For the same reason, you couldn't use this as a treatment even if you could somehow expose every cell in a patient to these pulses (which would be impossible unless you cut them into paper-thin slices).

If the Tsens are actually unaware of this, then that alone should raise a huge red flag because anyone with the slightest bit of background in virology would know this.

About the only thing this *might* be good for (other than generating press and bilking naive investors out of their money) is as a laboratory technique for killing all of the free virus in a very small sample without harming the cells.

As a scientist, this kind of thing makes me sick, and it illustrates some of the harm caused by profit-motivated research in university settings (in particular, things Arizona State University's Biodesign Institute [asu.edu]).

It's great when science and discovery naturally leads to practical (and profitable) products, but this kind of thing is what happens when people put the goal of making money ahead of actually doing real science.

Re:How would that work?

[Anonymous Coward]

assuming that the virus was in a cell

You've hit on one of the many problems with this approach.

From listening to Dr. Tsen, it really does seem to work for free virions floating in solution - but once they unpackage themselves and infect a cell, it does nothing.

You do make me wonder if this isn't doing more harm to cells than Dr. Tsen is aware of (which, given his utter lack of biology background would not surprise me). This could easily disrupt ribosomes, or possibly nucleosomes and similarly sized structures without causing cell death (but still doing significant harm).

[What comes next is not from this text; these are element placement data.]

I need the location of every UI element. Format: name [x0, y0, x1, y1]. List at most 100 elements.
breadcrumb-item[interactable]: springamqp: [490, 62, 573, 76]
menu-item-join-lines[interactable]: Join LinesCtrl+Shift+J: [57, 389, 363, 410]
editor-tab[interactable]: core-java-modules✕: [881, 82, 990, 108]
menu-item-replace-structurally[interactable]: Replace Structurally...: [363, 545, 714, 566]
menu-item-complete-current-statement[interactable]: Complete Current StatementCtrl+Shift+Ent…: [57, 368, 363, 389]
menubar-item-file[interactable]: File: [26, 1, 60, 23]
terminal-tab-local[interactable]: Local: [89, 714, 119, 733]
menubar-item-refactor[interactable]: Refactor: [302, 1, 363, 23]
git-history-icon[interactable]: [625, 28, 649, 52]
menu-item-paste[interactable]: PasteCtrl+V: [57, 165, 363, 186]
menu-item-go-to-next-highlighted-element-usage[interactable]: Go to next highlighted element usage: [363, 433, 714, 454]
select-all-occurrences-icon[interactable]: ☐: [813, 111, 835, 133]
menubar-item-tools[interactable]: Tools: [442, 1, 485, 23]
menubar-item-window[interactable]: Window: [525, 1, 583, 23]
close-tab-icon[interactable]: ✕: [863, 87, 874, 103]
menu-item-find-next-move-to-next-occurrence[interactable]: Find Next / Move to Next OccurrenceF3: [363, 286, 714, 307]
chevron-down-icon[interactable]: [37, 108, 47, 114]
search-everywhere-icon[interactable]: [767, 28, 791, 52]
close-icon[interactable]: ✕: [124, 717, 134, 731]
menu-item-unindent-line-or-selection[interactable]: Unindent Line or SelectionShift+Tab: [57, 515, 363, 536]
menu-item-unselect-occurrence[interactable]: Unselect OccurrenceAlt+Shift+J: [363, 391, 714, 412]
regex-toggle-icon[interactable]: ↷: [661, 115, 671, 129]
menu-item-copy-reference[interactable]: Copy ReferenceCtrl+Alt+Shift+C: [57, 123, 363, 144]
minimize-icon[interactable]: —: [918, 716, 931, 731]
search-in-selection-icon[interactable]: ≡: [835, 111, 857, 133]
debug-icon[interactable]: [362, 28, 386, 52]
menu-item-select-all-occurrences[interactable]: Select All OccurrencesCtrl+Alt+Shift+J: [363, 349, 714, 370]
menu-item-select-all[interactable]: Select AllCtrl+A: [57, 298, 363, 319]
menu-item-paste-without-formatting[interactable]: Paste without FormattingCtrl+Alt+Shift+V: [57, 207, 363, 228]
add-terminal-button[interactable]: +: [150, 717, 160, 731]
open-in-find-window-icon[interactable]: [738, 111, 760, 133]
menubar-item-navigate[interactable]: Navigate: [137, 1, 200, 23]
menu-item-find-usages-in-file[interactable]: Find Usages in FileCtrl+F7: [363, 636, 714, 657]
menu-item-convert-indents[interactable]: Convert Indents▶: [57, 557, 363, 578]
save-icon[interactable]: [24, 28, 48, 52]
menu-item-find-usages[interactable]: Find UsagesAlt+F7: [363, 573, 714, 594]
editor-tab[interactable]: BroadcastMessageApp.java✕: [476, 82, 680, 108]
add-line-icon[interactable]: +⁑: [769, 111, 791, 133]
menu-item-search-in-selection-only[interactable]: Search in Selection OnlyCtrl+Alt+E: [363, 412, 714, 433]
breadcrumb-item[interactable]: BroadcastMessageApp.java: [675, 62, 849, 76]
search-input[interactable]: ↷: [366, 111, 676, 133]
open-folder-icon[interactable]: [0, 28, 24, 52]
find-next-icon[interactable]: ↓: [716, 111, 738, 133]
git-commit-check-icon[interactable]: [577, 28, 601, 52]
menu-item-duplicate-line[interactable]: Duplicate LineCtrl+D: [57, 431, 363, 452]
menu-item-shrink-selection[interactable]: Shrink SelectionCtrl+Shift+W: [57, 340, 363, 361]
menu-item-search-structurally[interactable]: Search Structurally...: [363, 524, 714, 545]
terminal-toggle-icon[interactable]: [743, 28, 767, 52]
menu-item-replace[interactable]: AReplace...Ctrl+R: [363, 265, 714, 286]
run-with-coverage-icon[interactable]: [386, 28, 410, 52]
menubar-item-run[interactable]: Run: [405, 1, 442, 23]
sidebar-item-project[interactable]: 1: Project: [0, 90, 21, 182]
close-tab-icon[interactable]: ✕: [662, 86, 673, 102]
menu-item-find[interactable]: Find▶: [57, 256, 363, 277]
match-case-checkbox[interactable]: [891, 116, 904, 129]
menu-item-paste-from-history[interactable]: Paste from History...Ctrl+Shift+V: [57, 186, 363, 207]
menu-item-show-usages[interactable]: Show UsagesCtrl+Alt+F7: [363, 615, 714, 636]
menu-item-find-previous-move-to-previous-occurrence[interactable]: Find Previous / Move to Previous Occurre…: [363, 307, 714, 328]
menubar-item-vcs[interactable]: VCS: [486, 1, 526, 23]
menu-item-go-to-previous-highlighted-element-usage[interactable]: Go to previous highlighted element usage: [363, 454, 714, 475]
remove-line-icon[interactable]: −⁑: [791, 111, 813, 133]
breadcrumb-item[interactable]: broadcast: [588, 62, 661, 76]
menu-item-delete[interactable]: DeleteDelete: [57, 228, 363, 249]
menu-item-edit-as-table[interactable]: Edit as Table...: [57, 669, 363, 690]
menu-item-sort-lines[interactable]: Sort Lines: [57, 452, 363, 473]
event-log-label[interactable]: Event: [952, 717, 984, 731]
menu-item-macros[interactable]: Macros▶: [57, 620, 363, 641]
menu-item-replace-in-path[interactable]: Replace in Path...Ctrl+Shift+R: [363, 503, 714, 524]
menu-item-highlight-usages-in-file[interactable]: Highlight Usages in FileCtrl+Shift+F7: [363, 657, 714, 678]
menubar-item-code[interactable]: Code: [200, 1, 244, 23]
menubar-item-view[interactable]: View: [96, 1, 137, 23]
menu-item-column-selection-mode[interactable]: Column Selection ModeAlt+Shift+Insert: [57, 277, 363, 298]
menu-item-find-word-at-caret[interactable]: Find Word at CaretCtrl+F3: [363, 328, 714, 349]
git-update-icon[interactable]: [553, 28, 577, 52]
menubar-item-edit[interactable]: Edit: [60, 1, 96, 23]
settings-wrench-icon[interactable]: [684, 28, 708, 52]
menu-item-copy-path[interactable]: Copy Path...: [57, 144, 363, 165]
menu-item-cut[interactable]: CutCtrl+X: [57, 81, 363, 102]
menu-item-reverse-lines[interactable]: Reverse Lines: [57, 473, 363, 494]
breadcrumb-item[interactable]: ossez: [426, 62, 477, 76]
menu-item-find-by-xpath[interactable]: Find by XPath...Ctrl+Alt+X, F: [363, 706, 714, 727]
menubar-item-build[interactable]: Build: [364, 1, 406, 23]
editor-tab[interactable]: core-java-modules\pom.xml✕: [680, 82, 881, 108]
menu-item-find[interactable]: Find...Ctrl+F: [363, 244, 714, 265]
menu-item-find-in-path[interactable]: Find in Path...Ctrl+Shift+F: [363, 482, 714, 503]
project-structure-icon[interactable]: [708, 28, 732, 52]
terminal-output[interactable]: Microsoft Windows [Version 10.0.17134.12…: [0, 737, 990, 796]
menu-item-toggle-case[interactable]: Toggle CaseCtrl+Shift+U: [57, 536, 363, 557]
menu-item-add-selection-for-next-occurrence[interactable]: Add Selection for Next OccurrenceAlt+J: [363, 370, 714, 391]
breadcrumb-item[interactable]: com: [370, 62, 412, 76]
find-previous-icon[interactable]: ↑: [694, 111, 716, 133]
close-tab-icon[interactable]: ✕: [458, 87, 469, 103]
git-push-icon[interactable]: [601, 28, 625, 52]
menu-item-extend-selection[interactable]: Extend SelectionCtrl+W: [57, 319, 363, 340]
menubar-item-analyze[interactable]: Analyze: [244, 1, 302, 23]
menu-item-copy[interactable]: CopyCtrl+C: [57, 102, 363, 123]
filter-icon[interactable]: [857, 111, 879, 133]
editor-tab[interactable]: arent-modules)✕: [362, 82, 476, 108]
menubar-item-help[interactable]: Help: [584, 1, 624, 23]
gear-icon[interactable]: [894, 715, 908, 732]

The alternative is to assume that they're actually tuning this to target particles of a certain size range - which would make it even more useless for general applications because there is so much diversity in terms of virion size.

Re:I have a more important usage question....

[theelectron]

Doubtful. They basically tune the pulse frequency to the resonant frequency of the virus's protein shell to break it. So it really needs to be tuned to a specific frequency to kill a specific thing. I would think white blood cells, activated or not, are too similar to be differentiated this way. Though I am no biologist, so correct if I am wrong - and I hope I am wrong because this would be an amazing breakthrough not just in autoimmune diseases but also cancer.

Re:Danger of re-self-assembly and evolution?

[digitalderbs]

A laser that disrupted covalent bonds in proteins would most certainly be detrimental to human cells too. There's nothing special about the covalent bonds of virus proteins over human proteins. What is special is the tertiary structure packing of coat proteins. I'm also not convinced that the process will be completely reversible as you suggest. Monomer coat protein could very easily dilute into very low concentrations once the virus is disassembled by destabilizing the complexed state (i.e. the intact virus). Nonetheless, I have concerns too. I would think that tissue penetration of the radiation would be quite poor. Tissue is more invisible to X-rays than lower frequency radiation. Presumably, this method uses lower frequency radiation -- I couldn't see it mentioned in the story. These pulses may break viruses down in solution, but getting it to deep tissue is another matter entirely.

Re:white blood cells, activated

[CodeShark]

They are already working on an MS treatment where they basically take a person's own white blood cells and then modify them to go after the myelin-reactive white blood cells. Which means that they must have a way of identifying them -- so the question becomes, can a treatment be developed which basically attracts the myelin reactive cells only into the femtolaser scanning field where thay can be nuked, without killing off the rest of the immune system.

But I'm not good enough at immunology to know if once killed, the MS causing cells would be gone or if the bone marrow would simply repopulate the count again later.

Plasma donations, maybe

[Rob Simpson]

Since all the blood cells are removed from the donated plasma, it'd be much easier to make sure there was zero effect on what is left (normal blood proteins), and there wouldn't be any cells to make new virus.